The second reason is that the DSM-5 focuses excessively
on symptoms and overlooks the narrative arc of a patient’s life and its
contribution to a patient’s illness. As Francis notes: ‘DSM definitions do not
include personal and contextual factors, such as whether the depressive symptoms
are an understandable response to a loss, a terrible life situation,
psychological conflict or personality factors’.
This point has attracted criticism on a different front
from researchers. Dr Thomas Insel, director of the American National Institute
of Mental Health, for example, argued
prior to the release of the DSM-5 that it was overly focussed
on symptoms and placed insufficient emphasis on the bio-chemical and genetic causes of mental illness.
Francis emphasises that these are important perspectives
for researchers to keep in mind. But his worry is to do with the misuse of the
DSM by practitioners and laypeople not at the coalface of research, and the
consequent medication of people who are not suffering from severe illness but from
everyday problems.
Francis is particularly worried about the over-diagnosis
of major depressive disorder (MDD) among those who are just feeling sad: ‘The
DSMs have made it too easy to get a diagnosis of MDD. The biggest weakness is
not recognising the role of severe life stress in causing reactive sadness’.
A big part of the problem, argues Francis, is the
pharmaceutical industry, which has a strong financial incentive to increase
prescriptions: ‘only a very few people have severe mental illness, many more
have mild mental illness, but the real mother-load of market share is the
worried well’.
Francis argues that the pharmaceutical industry has
perpetuated a narrow biological view of mental illness because it increases
sales: ‘[Pharma] has achieved fantastic revenues by promoting the idea that
many of life’s expectable problems are mental disorders due to a ‘chemical
imbalance’ that can be solved with pill popping’.
These are very important points for students, who
regularly experience feelings of stress, sadness, depression and anxiety for
very normal reasons: exams, break-ups, challenges to their identity, and
profound changes in life circumstances, for example.
These feelings can persist and develop into mental
illnesses, but medication may not be the best treatment: ‘Doctors bought the
line that all depression results from a chemical imbalance in the brain and
therefore requires a chemical fix—the prescription of an antidepressant
medication.
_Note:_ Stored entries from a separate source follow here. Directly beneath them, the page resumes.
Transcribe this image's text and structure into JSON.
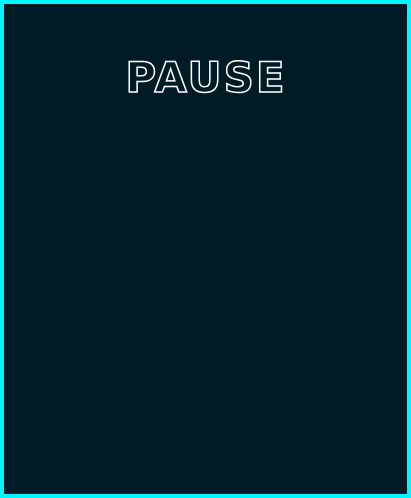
{
  "screen": {
    "title": "PAUSE",
    "border_color": "#00f7ff",
    "background_color": "#011c27",
    "title_color": "#ffffff"
  }
}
This is absolutely true for severe depressions, absolutely false
for most milder ones. The proof of this pudding is that psychotherapy is just
as effective as medication for milder depressions, and neither has a big edge
over placebo.’
More worryingly, unnecessary medication might actually
impede healing. As Francis notes: ‘Prematurely resorting to medication short
circuits the traditional pathways of restorative natural healing – seeking
support...making needed life changes, off-loading excessive stress; pursuing
hobbies and interests, exercise, rest, distraction, a change of pace.
Overcoming problems on your own normalises the situation, teaches new skills,
and brings you closer to the people who were helpful. Taking a pill labels you
as different and sick, even if you aren’t’.
It is important to note that Francis is not opposed to
medication per se, or to psychiatry, which he is a staunch supporter of. His
priority is: ‘first to alert people who don’t need treatment to avoid it, but
equally to encourage those who do need treatment to seek it out and stick with
it’. For more acute disorders, pharmacotherapy is the most effective treatment,
but for milder disorders, evidence demonstrates
that cognitive behavioural therapy and exercise are just as efficacious as
medication.
For students, perhaps Francis’ best advice is: ‘the
decision whether or not to take a psychiatric pill or enter into psychotherapy
is often life changing. Never do it casually or passively’.